Apologies for confusing editing with translating above.
I was informed earlier for best result in Whisper to let the program load the audio from the MKV.
If loading the (I guess) WAV directly I could use what you suggest or the multiple voice tools available from such as Goldwave or
Audacity or an old favorite called The Levelator which was developed for pod casts and brings voice forward. That produces a WAV directly.
I looked at spleeter remarks. Some conflicts there with usage. But I think that Levelator which I know works and doesn't produce any weird sound from trying to split tracks is a good place to start. It's just a simple drag and drop. I've used it for years.
here's a bit about it:
This does sound like a Whisper problem though.
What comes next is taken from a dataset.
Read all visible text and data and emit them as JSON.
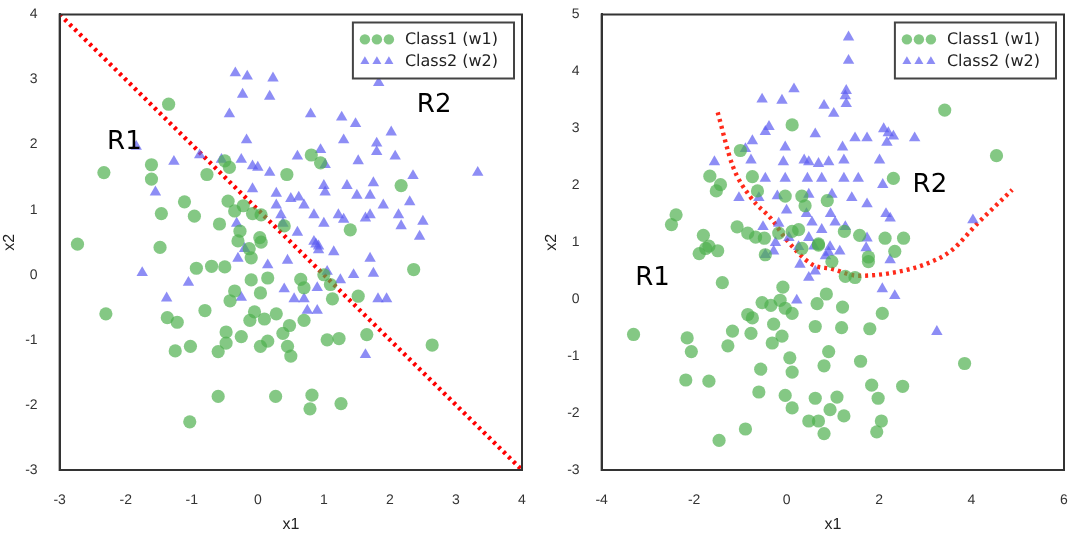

Thanks for all the referals on this.
I'd prefer fixes to the tools themselves rather than try to do patches. I'm not an expert user. Filtering for voice with something like Levelator is all I can manage. The source is old-- 1978 and from a public source on Youtube. It may be just the audio degradation. However VOSK is a good fall-back for me. My original for this piece was completed in VOSK and then hand-editted. It's nearly done. I'm just proofing it by ear and looking up some phrases.
I didn't realize that this was just a one time task.
Anyway I am glad you got your transcription finally.
When you feel brave enough to consider command line Whisper AI setup, I will be happy to help.
It usually takes less than 20-30 minutes to setup everything from scratch for experienced user.
Thanks for the considerate offer. A while back there was a member who showed how to set up the Python etc and I tried that.
Errors ensued so I'd rather leave it to SE and Whisper. After all, SE has a whole team of contributers. If the problem is a known error, they should get it resolved. I have not contacted SE directly on it. Perhaps you or others could explain the problem better than I.
As to tasks, I've only seen this peculiar error from one source. But like I said, the source may be degraded in some way I don't understand.
I have now seen the repeated line error... in Whisper on a new project using SE.
But the text eventually comes back on. I did not pull the power plug or touch the rig until the job showed
To compensate, and maybe complete this task, I'm doing the same job with VOSK, then see if I can fill in the lines just listed for a time as [ music] [ music ] [ music ] .... after a music sequence had concluded in the Whisper transfer. The behaviour is very odd since the spoken language is very clear.
To Whisper's credit, the lines that do transfer to text are largely very good using the small model in Subtitle Edit.
I wondered if the medium model would now work as I continue to unplug ethernet to avoid any Microsoft jamming ? (see previous posts on pulling ethernet plug to complete a job above)